Is there lack of harmony between the activities; are they in synchrony with each other? Lack of synchrony leads to stress, as one has the illusion that he has to do several activities. The interesting thing to note is that one could be carrying out the same number of activities in a day without feeling overwhelmed. Why? Simply because the activities are in synchrony with each other. For example, if I am an athlete, then I have to decide what I value the most in my life. In this example, I will say that I value my family and my career. This would then mean that all my activities are in synchrony if they are related to the things I value “THE MOST” in my life, that is, my family and my career.

If one compartment is neglected or not given enough attention, one tends to feel like “something is missing in their life” or as if “there is a void in one’s life that needs to be filled”.

As much as there are several different ways to compartmentalize your activities, for simplicity and efficiency purposes I recommend classifying your activities into 6 main compartments.
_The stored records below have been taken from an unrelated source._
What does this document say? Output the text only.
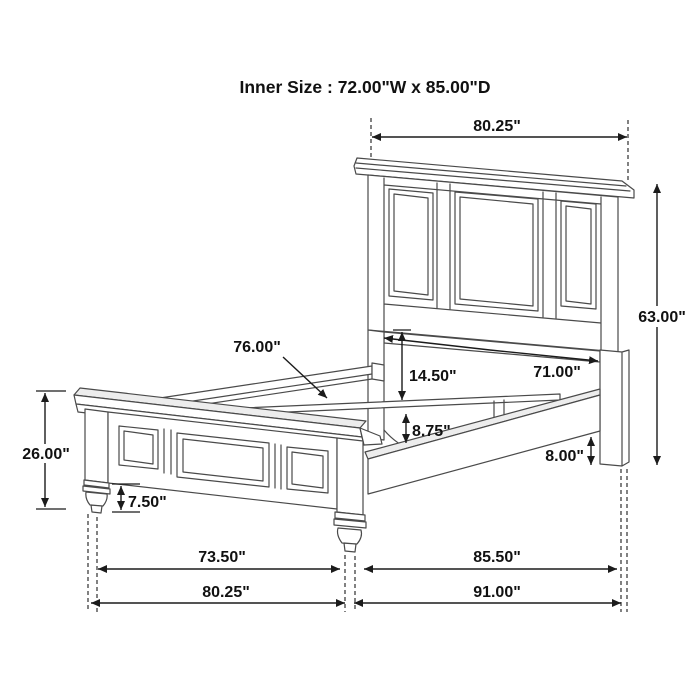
Inner Size : 72.00"W x 85.00"D
80.25"
63.00"
76.00"
14.50"	71.00"
8.75"
8.00"
26.00"
7.50"
73.50"	85.50"
80.25"	91.00"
These are:

1. PHYSICAL

2. MENTAL

3. PSYCHOLOGICAL/EMOTIONAL

4. SOCIAL

5. SPIRITUAL

6. FINANCIAL

The 6 Compartments of Happiness

If all your activities are in compartments, you get the chance to know the activities that take a lot of energy from your life daily without any significant benefit, thus drastically improving your productivity.

“The secret to becoming more productive is not managing your time but your energy”.
-Michael Hyatt

You also get the chance to adopt a single focus and a definite aim in your life; you are able to know where you’re going and what you’re trying to accomplish. Creating SMART goals becomes way easier to come up with (it already takes care of the “S” in SMART anyway), and eliminates stress as you develop control over the number of activities you engage in.

Lastly, it gives you an idea of what particular lack is making you feel like you have a “void” is as well as what to fill it up with.

“Happiness is not something ready-made. It comes from your own actions.”